Later on, what really helped me, was one of these people. Which makes it so much more unfair, that they're hurting now. The support, love, moral backup and care that this person showed me, when I was so vulnerable, will forever be comepletely priceless to me. They were there. Completely there, whatever I needed, even when that was tough honesty. They taught me that handling conflicts can be done in a caring, respectful way, where both parties are heard and where winning and losing don't need to even be a thing. They helped me be okay with not always being my best, and that it doesn't make me a bad person to stand my ground. They made me understand that feelings are valid. Not just mine, not just everyone elses, but all feelings. All feelings are valid and should be recognized. But noones feelings should dictate your actions, especially if it makes you compromise in a way that makes you feel uncomfortable or unhappy.

And these things have helped me be a happier person. I no longer keep people who drain me in my life, I prioritize those I know give me something back. And I'm way more careful with who I invest in, because I'd rather put my energy in those who put theirs in me, in a way I agree with. I don't have to be polite, if I don't like someone. And that doesn't make me a bad person, it makes me someone who knows her limits, and works within them, rather than stretching myself to the point where I break. A broken me isn't any good to anyone.

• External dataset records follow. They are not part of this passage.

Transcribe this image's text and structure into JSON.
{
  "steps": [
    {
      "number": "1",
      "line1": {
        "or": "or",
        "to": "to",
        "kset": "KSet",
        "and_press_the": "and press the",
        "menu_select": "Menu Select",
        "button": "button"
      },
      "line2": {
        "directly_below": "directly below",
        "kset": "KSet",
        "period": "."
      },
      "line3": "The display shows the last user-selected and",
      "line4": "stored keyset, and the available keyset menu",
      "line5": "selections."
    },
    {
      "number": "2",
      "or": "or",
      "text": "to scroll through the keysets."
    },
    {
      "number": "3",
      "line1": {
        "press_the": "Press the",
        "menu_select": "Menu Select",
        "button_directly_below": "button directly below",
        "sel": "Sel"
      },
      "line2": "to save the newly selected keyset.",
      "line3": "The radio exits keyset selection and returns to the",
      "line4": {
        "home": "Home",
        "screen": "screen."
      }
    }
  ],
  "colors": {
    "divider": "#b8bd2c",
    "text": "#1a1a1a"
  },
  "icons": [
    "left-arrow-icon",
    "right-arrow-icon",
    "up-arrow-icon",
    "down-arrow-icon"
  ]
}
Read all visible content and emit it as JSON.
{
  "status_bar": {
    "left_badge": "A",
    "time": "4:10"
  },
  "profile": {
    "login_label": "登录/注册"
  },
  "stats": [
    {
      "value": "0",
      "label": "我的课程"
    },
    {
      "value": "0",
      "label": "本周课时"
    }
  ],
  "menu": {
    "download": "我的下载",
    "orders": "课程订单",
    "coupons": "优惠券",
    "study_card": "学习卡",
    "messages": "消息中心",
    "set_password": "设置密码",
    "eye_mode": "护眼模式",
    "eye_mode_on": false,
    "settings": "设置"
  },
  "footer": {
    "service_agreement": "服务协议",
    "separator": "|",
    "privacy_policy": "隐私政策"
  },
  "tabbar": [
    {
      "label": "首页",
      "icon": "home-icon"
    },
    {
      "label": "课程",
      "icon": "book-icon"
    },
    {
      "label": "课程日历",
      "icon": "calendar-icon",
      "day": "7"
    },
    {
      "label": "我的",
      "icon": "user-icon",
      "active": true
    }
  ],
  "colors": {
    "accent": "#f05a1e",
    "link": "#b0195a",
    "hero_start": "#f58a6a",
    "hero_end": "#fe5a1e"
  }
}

And now, I'm just hoping I can give something back. That I can reach them, the way they reached me, and just.. Give them that little bit of feeling okay, just a tiny bit, to try and repay something I can never fully repay. Because wonderful people deserve better than this. They've given so much, so many positive things, and done amazing things, and I can't believe that this should be the repayment. There's something amazing out there, waiting for them. Because there has to be. It's the only explanation for what is going on right now, the universe is saving up for something wonderful, for them.

That's my hope. My wish. I'd say prayer, if I believed in that. I'm okay giving up on the karmic repayment, you can give my share to them. They'd never claim to need it more, but I want them to have it, more than I want it for myself. And that's who I am, my refound, reformed, reshapen old self. The one who wants those she loves, to be as happy as they can be, even if it costs me my share. But for them, it's worth it.